[quote=SK in CV]
I’m not convinced there wasn’t any counterparty risk. Collecting on the CDSs would still have been GS claims against other creditors, not AIG. (Very possible that would cause those issuers to go bankrupt.) And there is still the issue of their claims over and above the collateral they held. I’ve seen nothing to indicate that everything in excess of that collateral would have been anything other than an unsecured debt.[/quote]
SK: Okay, now the debate has moved into what potentially might have happened, which is very different from what actually did happen.
Advancing the idea that Goldman’s collection on the CDS might have potentially triggered BK in the issuers is sheer speculation.
Yes, I agree with the government position that allowing AIG to go under would have triggered an exceptionally disorderly “unwinding” of positions across the world and the systemic crash which would have followed would have been catastrophic, but I’ve seen nothing to indicate that any of the CDS issuers were at risk here.
I guess my point is this, SK: We can go round and round about potential outcomes and various scenarios, but it would appear that Goldman was in a solid position (at least, that’s my take) and one that they had protected with cash, securities and insurance.

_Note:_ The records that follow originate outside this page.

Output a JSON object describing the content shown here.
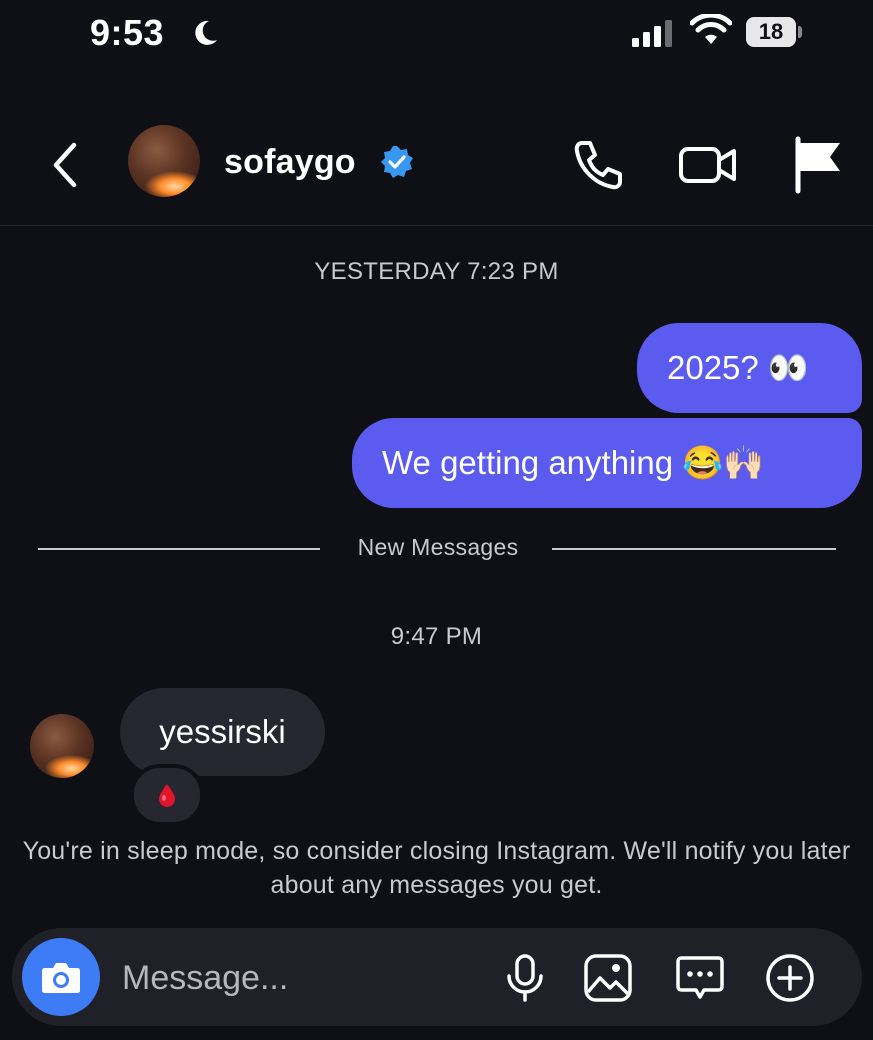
{
  "status_bar": {
    "time": "9:53",
    "battery": "18",
    "icons": [
      "moon-icon",
      "signal-icon",
      "wifi-icon",
      "battery-icon"
    ]
  },
  "header": {
    "contact_name": "sofaygo",
    "verified": true,
    "icons": [
      "back-chevron-icon",
      "phone-icon",
      "video-camera-icon",
      "flag-icon"
    ]
  },
  "conversation": {
    "timestamp_1": "YESTERDAY 7:23 PM",
    "outgoing": [
      {
        "text": "2025? 👀"
      },
      {
        "text": "We getting anything 😂🙌🏻"
      }
    ],
    "new_messages_label": "New Messages",
    "timestamp_2": "9:47 PM",
    "incoming": [
      {
        "text": "yessirski",
        "reaction": "blood-drop"
      }
    ],
    "sleep_notice": "You're in sleep mode, so consider closing Instagram. We'll notify you later about any messages you get."
  },
  "composer": {
    "placeholder": "Message...",
    "icons": [
      "camera-icon",
      "microphone-icon",
      "gallery-icon",
      "sticker-chat-icon",
      "plus-circle-icon"
    ]
  },
  "colors": {
    "background": "#0f1016",
    "outgoing_bubble": "#5b5bf0",
    "incoming_bubble": "#262730",
    "camera_button": "#3e7cf5",
    "verified_badge": "#3897f0"
  }
}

To argue that they were the recipient of a “bailout” or some back-room largesse on the part of the Fed is simply unsupported by the facts.
It would be interesting to game out what might have happened had the gubment and the Fed allowed the whole bubble to pop, but I think financial Armageddon would have ensued. I understand exactly what Bernanke means when he said that he held his nose as he performed the AIG rescue, but that it was ultimately necessary.